The Full Bench emphasised that the ‘termination of employment at the initiative of the employer’ requirement should be interpreted and applied as follows:

  • The analysis is to be conducted by reference to termination of the employment relationship, not by reference to the termination of the last contract. Where employees are on a sequence of time-limited contracts, the facts may require consideration of the circumstances of the entire employment relationship, not merely the terms of the final employment contract.
  • In circumstances where the employment relationship is not left voluntarily by the employee, the focus of the enquiry is whether an action on the part of the employer was the principal contributing factor which results, directly or consequentially, in the termination of the employment.
  • The expiry of a contract does not exclude the possibility that the termination of the employment relationship occurred at the initiative of the employer – that is, as a result of the decision or act on the part of the employer that brought about that outcome.
  • Where the terms of an operative time-limited contract reflect a genuine agreement on the part of the employer and employee that the employment relationship will not continue after a specified date and the employment relationship comes to an end on that date, then, absent a vitiating or other factor of the types refereed to below, the employment relationship will have been terminated by reason of the agreement between the parties and there will be no termination at the initiative of the employer.
  • A decision by an employer not to offer a further contract will not be relevant if the time-limited contract reflects a genuine agreement. However if the time-limited contract does not in truth represent an agreement that the employment relation will end a particular time, the decision not to offer a further contract will be one of the factual matters in determining whether an action on the part of the employer was the principle contributing factor to the termination of the employment relationship.
  • Factors which may go against the nature of the operation on an ‘outer limit’ contract include (without limitation) misleading or unconscionable conduct on the part of the employer and other similar conduct such as coercion.

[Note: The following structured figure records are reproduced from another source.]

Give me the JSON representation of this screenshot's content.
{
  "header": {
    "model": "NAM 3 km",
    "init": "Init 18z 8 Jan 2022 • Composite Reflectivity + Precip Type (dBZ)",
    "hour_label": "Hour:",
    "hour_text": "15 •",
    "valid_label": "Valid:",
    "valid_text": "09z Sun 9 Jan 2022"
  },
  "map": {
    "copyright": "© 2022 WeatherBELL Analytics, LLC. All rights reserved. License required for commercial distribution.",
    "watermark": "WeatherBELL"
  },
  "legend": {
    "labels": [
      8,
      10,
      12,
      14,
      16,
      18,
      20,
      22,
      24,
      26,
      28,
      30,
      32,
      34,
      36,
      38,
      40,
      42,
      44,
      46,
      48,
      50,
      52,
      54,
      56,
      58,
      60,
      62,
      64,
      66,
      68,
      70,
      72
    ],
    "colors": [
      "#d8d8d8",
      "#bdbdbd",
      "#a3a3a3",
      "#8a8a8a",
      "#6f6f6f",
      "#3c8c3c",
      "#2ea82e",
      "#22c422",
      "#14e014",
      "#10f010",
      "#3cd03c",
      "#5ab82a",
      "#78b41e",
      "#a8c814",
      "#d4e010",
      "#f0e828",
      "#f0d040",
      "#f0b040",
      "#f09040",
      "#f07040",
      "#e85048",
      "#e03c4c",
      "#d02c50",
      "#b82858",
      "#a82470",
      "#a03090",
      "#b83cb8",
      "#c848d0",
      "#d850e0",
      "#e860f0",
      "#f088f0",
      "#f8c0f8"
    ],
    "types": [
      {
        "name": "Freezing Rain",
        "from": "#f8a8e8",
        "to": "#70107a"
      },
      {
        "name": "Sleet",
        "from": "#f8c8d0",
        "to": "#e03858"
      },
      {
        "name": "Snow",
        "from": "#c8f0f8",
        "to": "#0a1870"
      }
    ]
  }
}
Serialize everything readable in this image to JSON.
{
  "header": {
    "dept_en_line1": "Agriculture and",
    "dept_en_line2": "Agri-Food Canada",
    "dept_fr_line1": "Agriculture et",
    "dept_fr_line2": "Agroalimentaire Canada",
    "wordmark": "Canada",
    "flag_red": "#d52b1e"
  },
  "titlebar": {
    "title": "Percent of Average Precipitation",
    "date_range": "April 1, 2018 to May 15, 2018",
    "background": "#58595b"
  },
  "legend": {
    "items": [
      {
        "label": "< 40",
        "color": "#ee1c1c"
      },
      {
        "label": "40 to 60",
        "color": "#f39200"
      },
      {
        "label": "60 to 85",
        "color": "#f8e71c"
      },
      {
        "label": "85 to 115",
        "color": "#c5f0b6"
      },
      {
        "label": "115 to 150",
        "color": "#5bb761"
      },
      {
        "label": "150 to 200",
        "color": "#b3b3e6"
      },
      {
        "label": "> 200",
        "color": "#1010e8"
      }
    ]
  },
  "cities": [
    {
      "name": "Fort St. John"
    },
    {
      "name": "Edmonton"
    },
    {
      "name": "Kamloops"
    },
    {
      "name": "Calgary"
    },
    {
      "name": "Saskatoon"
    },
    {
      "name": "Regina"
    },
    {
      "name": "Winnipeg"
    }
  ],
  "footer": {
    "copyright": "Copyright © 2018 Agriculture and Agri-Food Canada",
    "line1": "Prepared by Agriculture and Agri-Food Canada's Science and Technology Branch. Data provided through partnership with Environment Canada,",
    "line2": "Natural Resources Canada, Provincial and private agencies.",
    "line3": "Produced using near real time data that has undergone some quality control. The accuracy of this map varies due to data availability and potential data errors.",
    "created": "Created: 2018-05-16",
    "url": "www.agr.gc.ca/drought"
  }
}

The Full Bench dismissed the appeal stating that while at first instance the Commissioner’s consideration of whether Mr Khayam had been dismissed for the purposes of s 386(1)(a) of the FW Act did not take into account all of the relevant circumstances and facts, the Commissioner reached the correct conclusion.

The employer tried to argue that Mr Khayam was ineligible to bring a claim due to his contract of employment also being for a ‘specified period’ and therefore the statutory exclusion at section 386(2)(a) of the FW Act applied. The Full Bench, however, held that the exclusion did not apply as the contract included a notice of termination provision and therefore was not truly a contract for a specified period of time.

The decision is significant for employers who employ staff on successive term contracts. While previously such employers had a reasonable degree of certainty around such employees being ineligible to bring an unfair dismissal claim at the expiration of the term contract, this is no longer the case. There is now potential for employees on term contracts to access the unfair dismissal jurisdiction, particularly where there has been a series of term contracts and there is an underlying requirement in the business for the role to continue that is filled by that employee on the term contract. In these circumstances, a unilateral decision not to continue the employment relationship creates some risk. Following this decision it is now important for employers to revisit their use and management of term contracts.